Physical Models and Interfacing Technologies for Studying the Neuromuscular Control of Movement

05/16/2012 - 10:30am to 11:30am
Dr. Stephen DeWeerth, Biomedical Engineering, Khalifa University of Science, Technology, and Research
Biomedical Sciences Building JG32

Movements such as locomotion and balance arise from complex nonlinear interactions between the nervous system and the mechanics of the body and the environment.  Our research group studies these interactions through the implementation, integration, and application of robotic systems and electrophysiological interfaces. For example, we have developed robotic systems and hybrid robot/muscle systems to study (1) the relationship between stance width, passive mechanics, and neural feedback gains during postural responses and (2) dynamic muscle function and power-amplification strategies in muscles.  We have also developed a number of technologies for fabricating stretchable microelectrode arrays that facilitate high-resolution stimulation and recording at the surface of the spinal cord and muscles.
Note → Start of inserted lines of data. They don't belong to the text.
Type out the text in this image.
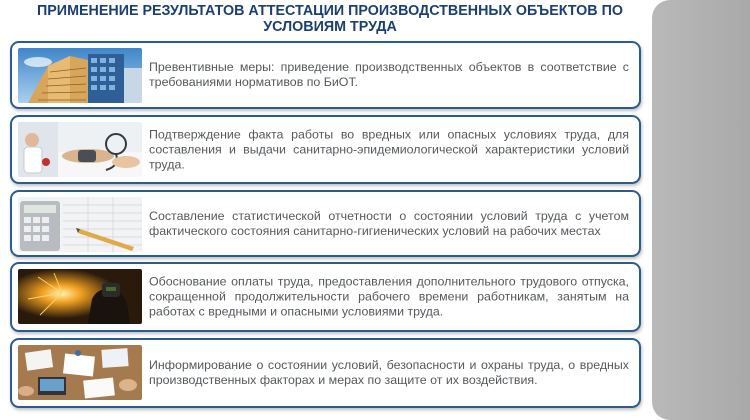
ПРИМЕНЕНИЕ РЕЗУЛЬТАТОВ АТТЕСТАЦИИ ПРОИЗВОДСТВЕННЫХ ОБЪЕКТОВ ПО УСЛОВИЯМ ТРУДА

Превентивные меры: приведение производственных объектов в соответствие с требованиями нормативов по БиОТ.

Подтверждение факта работы во вредных или опасных условиях труда, для составления и выдачи санитарно-эпидемиологической характеристики условий труда.

Составление статистической отчетности о состоянии условий труда с учетом фактического состояния санитарно-гигиенических условий на рабочих местах

Обоснование оплаты труда, предоставления дополнительного трудового отпуска, сокращенной продолжительности рабочего времени работникам, занятым на работах с вредными и опасными условиями труда.

Информирование о состоянии условий, безопасности и охраны труда, о вредных производственных факторах и мерах по защите от их воздействия.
Stephen P. DeWeerth is a Professor in the Wallace H. Coulter Department of Biomedical Engineering at Georgia Tech and Emory, where he has been on the faculty since 1991.  He is presently on academic leave, serving as the Founding Chair of the Department of Biomedical Engineering at Khalifa University in Abu Dhabi, UAE.  He received his M.S. in Computer Science and his Ph.D. in Computation and Neural Systems from the California Institute of Technology (Pasadena, USA).  His research areas include neuromuscular robotics and prosthetics, electrophysiological interfacing technologies, and real-time computational modeling of rhythmic movement.  He has published over 125 refereed papers, is a Fellow of the American Institute for Medical and Biological Engineering (AIMBE), and is a Fellow of the American Association for the Advancement of Science (AAAS).